Giving Credit Where It’s Due Dept.

Once again the news confirms that nobody’s wrong all the time, or in the words of the aphorism, “even a stopped clock is right twice a day.”
Thanks to Rep. Barney Frank who has come out … in opposition to San Francisco’s illegal same-sex marriages, because, well, they’re illegal. And dittos to gay-paper editor Fred Kuhr, who argued the same point on O’Reilly’s show Friday evening.

Feet to the fire

Marc Zappala’s weblog Transcendence is hardly out of the box, and already he’s laid into the following subjects with acute attention and a few acerbic poems:

  • pro-aborts who are at some level anti-choice
  • people who still regard Bill Clinton as an innocent scapegoat
  • why Margaret Cho is so bitter
  • the gay lobby’s reflexive support for abortion
  • W.’s failure to understand and pursue American interests
  • his own temptations.

Welcome to the parish, Marc.

Cohabitation and Marriage

A December article from New Scientist claims that cohabitation before marriage is good for men’s health.

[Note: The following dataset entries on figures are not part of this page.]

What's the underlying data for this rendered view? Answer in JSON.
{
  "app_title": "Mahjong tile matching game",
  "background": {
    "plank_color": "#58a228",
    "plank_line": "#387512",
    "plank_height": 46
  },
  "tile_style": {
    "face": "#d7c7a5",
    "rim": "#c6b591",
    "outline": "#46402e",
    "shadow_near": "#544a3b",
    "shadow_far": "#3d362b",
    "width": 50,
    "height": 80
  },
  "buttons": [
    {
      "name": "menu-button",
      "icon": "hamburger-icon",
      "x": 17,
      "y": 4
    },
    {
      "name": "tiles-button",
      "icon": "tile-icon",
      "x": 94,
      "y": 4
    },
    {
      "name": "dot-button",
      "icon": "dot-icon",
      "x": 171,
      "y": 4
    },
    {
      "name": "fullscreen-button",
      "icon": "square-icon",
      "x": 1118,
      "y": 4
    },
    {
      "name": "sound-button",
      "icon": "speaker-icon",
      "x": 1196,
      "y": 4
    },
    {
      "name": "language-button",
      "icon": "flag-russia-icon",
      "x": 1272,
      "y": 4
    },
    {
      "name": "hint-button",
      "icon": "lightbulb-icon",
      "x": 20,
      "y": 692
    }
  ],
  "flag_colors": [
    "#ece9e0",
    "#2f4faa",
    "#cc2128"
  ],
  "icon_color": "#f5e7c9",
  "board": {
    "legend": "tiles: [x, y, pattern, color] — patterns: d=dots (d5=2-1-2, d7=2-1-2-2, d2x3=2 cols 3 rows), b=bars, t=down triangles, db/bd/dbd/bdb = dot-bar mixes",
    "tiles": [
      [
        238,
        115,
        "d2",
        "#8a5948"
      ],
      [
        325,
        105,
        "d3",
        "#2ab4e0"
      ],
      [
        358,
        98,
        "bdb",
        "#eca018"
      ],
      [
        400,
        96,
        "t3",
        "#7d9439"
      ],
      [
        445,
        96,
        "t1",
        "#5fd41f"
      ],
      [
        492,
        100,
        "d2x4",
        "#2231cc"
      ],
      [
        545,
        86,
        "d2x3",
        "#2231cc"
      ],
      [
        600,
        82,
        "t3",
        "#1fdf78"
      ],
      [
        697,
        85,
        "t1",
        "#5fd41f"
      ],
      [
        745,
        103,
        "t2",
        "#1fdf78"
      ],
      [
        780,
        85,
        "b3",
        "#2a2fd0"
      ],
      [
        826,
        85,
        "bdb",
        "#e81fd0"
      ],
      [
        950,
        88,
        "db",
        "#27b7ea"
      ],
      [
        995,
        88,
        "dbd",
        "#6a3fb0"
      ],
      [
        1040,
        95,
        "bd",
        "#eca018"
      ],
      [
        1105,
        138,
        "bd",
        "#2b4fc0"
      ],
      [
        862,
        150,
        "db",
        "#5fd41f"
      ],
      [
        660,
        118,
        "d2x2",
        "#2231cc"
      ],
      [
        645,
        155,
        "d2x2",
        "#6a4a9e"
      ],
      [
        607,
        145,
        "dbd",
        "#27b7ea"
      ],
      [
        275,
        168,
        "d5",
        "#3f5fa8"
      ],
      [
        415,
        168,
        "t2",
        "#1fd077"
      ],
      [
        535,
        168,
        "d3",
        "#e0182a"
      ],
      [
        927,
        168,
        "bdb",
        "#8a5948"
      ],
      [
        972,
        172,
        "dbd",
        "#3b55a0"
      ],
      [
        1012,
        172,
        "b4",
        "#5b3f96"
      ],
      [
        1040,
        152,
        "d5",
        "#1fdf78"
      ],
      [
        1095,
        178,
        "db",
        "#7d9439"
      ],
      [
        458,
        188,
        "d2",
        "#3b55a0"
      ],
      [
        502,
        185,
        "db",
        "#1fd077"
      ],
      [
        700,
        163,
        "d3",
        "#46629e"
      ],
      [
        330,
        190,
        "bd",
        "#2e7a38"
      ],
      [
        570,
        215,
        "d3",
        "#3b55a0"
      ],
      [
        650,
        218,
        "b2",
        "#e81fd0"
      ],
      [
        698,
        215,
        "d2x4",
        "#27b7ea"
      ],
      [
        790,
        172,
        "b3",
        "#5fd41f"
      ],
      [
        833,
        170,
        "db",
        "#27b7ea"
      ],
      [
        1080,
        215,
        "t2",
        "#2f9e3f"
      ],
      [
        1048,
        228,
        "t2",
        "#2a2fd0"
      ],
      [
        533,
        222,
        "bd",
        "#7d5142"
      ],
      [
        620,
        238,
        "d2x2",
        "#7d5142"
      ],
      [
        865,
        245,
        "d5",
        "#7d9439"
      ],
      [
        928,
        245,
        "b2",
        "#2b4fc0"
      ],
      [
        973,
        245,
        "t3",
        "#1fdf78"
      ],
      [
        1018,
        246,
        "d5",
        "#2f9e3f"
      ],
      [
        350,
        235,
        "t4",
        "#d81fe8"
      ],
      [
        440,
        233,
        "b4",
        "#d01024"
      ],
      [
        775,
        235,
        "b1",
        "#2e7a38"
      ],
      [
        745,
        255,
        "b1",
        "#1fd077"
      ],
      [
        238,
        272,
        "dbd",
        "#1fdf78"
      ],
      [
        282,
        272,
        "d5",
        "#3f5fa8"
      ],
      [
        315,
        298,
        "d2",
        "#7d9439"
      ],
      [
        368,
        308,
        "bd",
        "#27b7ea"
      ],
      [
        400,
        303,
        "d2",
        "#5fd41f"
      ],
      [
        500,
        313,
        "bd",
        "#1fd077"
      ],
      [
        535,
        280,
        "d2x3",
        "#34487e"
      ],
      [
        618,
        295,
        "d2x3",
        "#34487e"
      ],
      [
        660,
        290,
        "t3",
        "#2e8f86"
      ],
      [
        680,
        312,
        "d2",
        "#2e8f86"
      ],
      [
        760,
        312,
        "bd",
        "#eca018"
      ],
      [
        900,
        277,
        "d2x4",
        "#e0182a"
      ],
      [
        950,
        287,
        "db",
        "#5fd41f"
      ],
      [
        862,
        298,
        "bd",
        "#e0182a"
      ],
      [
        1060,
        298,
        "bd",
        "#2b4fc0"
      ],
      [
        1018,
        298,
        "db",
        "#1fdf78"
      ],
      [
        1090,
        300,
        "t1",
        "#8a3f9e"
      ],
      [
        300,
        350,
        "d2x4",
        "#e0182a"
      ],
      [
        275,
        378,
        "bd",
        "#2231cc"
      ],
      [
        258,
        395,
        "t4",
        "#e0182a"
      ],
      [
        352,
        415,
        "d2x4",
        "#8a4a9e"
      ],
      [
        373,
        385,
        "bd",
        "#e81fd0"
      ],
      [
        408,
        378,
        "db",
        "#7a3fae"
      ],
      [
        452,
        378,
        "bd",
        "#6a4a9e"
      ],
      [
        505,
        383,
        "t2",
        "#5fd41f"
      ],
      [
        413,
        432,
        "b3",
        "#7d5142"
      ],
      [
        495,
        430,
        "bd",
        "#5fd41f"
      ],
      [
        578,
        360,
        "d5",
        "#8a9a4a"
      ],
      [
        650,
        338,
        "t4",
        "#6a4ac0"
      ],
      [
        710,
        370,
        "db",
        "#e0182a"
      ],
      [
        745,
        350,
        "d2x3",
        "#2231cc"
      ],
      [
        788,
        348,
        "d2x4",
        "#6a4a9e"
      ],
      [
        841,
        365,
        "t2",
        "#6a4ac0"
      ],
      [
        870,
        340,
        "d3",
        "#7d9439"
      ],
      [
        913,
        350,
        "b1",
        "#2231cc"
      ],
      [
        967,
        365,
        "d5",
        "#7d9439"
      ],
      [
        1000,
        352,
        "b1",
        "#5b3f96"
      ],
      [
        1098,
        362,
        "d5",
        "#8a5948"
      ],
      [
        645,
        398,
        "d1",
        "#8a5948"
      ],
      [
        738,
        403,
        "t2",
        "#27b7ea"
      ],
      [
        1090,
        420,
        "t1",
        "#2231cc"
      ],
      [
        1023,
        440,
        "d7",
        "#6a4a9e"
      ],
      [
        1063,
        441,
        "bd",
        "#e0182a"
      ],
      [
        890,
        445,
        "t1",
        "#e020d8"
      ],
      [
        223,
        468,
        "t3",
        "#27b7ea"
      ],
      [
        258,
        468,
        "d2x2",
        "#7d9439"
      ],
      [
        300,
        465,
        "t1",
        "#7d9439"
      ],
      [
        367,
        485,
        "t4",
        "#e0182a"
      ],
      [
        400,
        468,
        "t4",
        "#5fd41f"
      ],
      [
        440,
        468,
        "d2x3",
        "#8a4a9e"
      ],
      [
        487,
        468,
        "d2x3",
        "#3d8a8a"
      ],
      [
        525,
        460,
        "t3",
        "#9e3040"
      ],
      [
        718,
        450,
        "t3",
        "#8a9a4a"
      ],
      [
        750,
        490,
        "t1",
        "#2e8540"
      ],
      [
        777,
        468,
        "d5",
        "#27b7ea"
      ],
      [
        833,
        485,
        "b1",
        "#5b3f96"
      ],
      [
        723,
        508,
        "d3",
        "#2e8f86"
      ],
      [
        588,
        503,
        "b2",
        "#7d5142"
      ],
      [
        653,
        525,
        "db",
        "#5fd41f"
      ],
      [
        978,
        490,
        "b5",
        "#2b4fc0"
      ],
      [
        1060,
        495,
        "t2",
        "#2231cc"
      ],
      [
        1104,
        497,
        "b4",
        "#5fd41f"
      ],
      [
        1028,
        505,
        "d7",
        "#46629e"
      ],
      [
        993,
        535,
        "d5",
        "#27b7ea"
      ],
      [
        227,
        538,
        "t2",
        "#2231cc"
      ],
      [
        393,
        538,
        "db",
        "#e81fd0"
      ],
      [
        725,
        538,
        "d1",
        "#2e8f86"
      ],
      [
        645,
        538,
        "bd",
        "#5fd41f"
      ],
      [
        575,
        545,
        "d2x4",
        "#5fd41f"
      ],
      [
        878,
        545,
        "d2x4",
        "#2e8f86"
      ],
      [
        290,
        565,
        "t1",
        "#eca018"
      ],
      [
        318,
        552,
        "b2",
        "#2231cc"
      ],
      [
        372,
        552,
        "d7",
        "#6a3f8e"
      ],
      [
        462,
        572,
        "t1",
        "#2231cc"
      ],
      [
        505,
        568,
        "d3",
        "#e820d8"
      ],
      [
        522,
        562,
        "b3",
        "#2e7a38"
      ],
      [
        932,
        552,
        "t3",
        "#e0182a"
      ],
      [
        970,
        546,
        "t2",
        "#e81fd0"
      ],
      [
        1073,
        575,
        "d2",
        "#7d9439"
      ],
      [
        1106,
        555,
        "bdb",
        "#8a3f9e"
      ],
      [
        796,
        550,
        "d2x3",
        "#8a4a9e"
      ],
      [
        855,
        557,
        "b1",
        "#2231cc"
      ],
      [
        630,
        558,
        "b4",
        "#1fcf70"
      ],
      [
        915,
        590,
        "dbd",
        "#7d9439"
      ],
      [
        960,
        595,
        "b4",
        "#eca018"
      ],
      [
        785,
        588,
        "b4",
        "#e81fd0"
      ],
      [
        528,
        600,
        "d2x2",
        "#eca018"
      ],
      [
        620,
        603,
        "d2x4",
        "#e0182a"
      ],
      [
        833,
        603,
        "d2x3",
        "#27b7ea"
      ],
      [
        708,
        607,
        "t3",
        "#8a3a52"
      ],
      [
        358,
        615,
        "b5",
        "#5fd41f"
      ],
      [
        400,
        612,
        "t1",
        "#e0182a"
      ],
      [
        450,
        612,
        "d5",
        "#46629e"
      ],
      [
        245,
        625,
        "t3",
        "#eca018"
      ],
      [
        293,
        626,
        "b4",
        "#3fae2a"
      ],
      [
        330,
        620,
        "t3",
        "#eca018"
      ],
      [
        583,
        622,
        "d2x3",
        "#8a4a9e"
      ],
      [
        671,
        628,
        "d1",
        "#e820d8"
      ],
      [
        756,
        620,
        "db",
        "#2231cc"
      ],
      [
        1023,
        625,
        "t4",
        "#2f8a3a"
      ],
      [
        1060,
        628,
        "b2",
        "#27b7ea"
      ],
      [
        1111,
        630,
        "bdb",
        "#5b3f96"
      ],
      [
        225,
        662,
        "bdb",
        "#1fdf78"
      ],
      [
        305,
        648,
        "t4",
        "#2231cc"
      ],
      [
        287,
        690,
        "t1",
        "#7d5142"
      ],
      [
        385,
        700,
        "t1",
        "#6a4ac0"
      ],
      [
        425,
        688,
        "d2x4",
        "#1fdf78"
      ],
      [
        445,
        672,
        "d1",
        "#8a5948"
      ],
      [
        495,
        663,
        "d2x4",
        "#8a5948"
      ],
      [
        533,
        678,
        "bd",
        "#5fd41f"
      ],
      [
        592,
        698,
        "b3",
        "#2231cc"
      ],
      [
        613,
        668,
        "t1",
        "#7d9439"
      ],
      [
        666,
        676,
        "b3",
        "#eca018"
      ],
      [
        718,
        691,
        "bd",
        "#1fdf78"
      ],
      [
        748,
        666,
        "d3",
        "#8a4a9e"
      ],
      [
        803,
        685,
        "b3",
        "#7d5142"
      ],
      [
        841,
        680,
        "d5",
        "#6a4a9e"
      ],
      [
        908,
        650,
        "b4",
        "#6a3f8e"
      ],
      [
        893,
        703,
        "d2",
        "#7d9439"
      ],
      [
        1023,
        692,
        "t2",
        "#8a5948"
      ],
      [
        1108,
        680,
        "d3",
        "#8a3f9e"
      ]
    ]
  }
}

I didn’t read all of the argument because of the logical flaw in the first paragraph:

Cohabiting is better for men’s mental health, but marriage is better for women’s happiness, suggests a new study.

Don’t these weirdos know that whatever isn’t good for a woman’s happiness will ultimately manifest itself in her man’s mental health???

“Ghaos” in Massachusetts?

So far on day one of the Massachusetts Constitutional Convention (a joint session of the legislature), the ConCon has rejected two proposed amendments.
By 94-104, they rejected a text from the Senate Dem and Rep (!) leaders that would ban same-sex “marriage” but require the establishment of “civil unions”; and by 98-100, they rejected a compromise by the House Speaker that would ban same-sex marriage and allow the option of civil unions if the legislature so chose. The original text, which would ban both gay marriage and civil unions, will be on the agenda Thursday afternoon.
My guess is that the anti-family forces have done their part to stack the deck by bringing the Speaker’s compromise proposal up for a vote first: if the strongest version had been debated first or second and failed, the compromise text — restoring the legal status quo before Goodridge — would have remained an option acceptable to pro-family folks. Now Thursday’s vote will be for all or nothing, and if it’s defeated, the anti-family forces will have what they want — excepting a possible legislative end-run — and the nationwide legal battles will be on.
Correction: I previously stated here that the Senate text had been proposed by my State Senator. That was incorrect; however, he did vote for it, sad to say.